SFTSupervised Fine-Tuning. 정답 예시를 보여주며 따라 하게 학습시키는 방법. 강화학습보다 간단하고 저렴하며, 이 논문에서는 LoRA 방식으로 2K 데이터만 써서 효율적으로 학습.

LoRA적은 수의 파라미터만 학습하는 파인튜닝 기법. 모델 전체를 다 바꾸지 않고 작은 어댑터 레이어만 추가해서 학습 — GPU 메모리와 시간을 크게 절약.

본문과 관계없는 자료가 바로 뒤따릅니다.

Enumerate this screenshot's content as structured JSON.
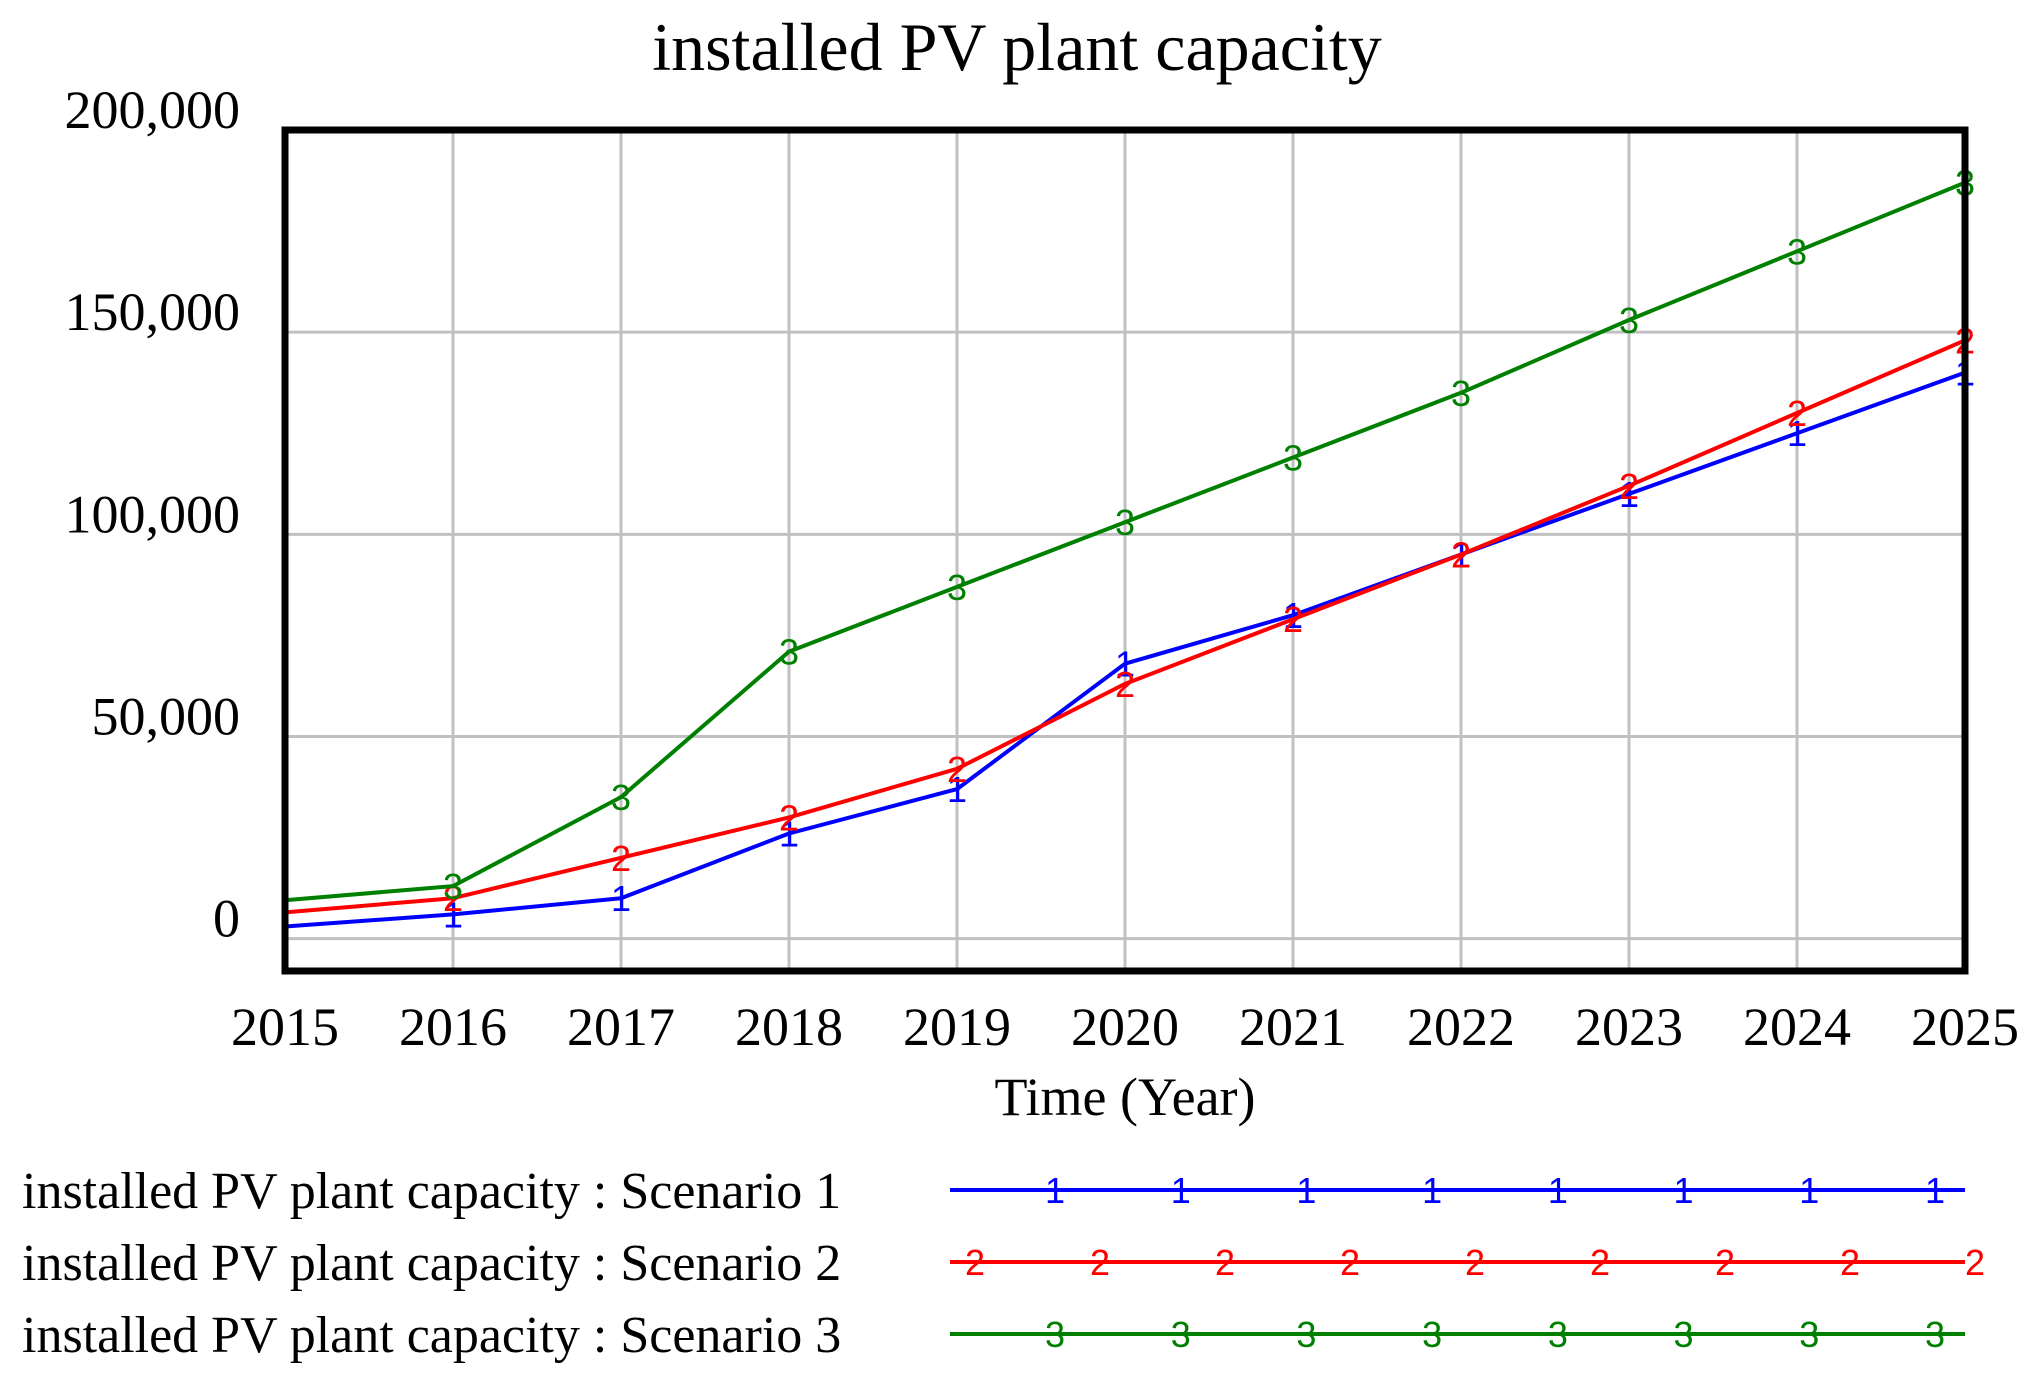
{
  "chart_data": {
    "type": "line",
    "title": "installed PV plant capacity",
    "xlabel": "Time (Year)",
    "ylabel": "",
    "x": [
      2015,
      2016,
      2017,
      2018,
      2019,
      2020,
      2021,
      2022,
      2023,
      2024,
      2025
    ],
    "xlim": [
      2015,
      2025
    ],
    "ylim": [
      -8000,
      200000
    ],
    "x_ticks": [
      "2015",
      "2016",
      "2017",
      "2018",
      "2019",
      "2020",
      "2021",
      "2022",
      "2023",
      "2024",
      "2025"
    ],
    "y_ticks": [
      {
        "value": 0,
        "label": "0"
      },
      {
        "value": 50000,
        "label": "50,000"
      },
      {
        "value": 100000,
        "label": "100,000"
      },
      {
        "value": 150000,
        "label": "150,000"
      },
      {
        "value": 200000,
        "label": "200,000"
      }
    ],
    "grid": true,
    "legend_position": "bottom",
    "series": [
      {
        "name": "installed PV plant capacity : Scenario 1",
        "marker": "1",
        "color": "#0000ff",
        "values": [
          3000,
          6000,
          10000,
          26000,
          37000,
          68000,
          80000,
          95000,
          110000,
          125000,
          140000
        ]
      },
      {
        "name": "installed PV plant capacity : Scenario 2",
        "marker": "2",
        "color": "#ff0000",
        "values": [
          6500,
          10000,
          20000,
          30000,
          42000,
          63000,
          79000,
          95000,
          112000,
          130000,
          148000
        ]
      },
      {
        "name": "installed PV plant capacity : Scenario 3",
        "marker": "3",
        "color": "#008000",
        "values": [
          9500,
          13000,
          35000,
          71000,
          87000,
          103000,
          119000,
          135000,
          153000,
          170000,
          187000
        ]
      }
    ]
  }
}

parametric knowledge모델 가중치 안에 학습으로 저장된 지식. RAG에서 외부 검색 없이 모델 자체가 알고 있는 정보. 검색 결과가 모두 쓸모없거나 충돌할 때 이 내부 지식으로 폴백하는 게 이 논문의 핵심 전략 중 하나.

Related Resources

https://github.com/HKUST-KnowComp/NAACL

Original Abstract (Expand)

Accurately assessing model confidence is essential for deploying large language models (LLMs) in mission-critical factual domains. While retrieval-augmented generation (RAG) is widely adopted to improve grounding, confidence calibration in RAG settings remains poorly understood. We conduct a systematic study across four benchmarks, revealing that LLMs exhibit poor calibration performance due to noisy retrieved contexts. Specifically, contradictory or irrelevant evidence tends to inflate the model's false certainty, leading to severe overconfidence. To address this, we propose NAACL Rules (Noise-AwAre Confidence CaLibration Rules) to provide a principled foundation for resolving overconfidence under noise. We further design NAACL, a noise-aware calibration framework that synthesizes supervision from about 2K HotpotQA examples guided by these rules. By performing supervised fine-tuning (SFT) with this data, NAACL equips models with intrinsic noise awareness without relying on stronger teacher models. Empirical results show that NAACL yields substantial gains, improving ECE scores by 10.9% in-domain and 8.0% out-of-domain. By bridging the gap between retrieval noise and verbal calibration, NAACL paves the way for both accurate and epistemically reliable LLMs.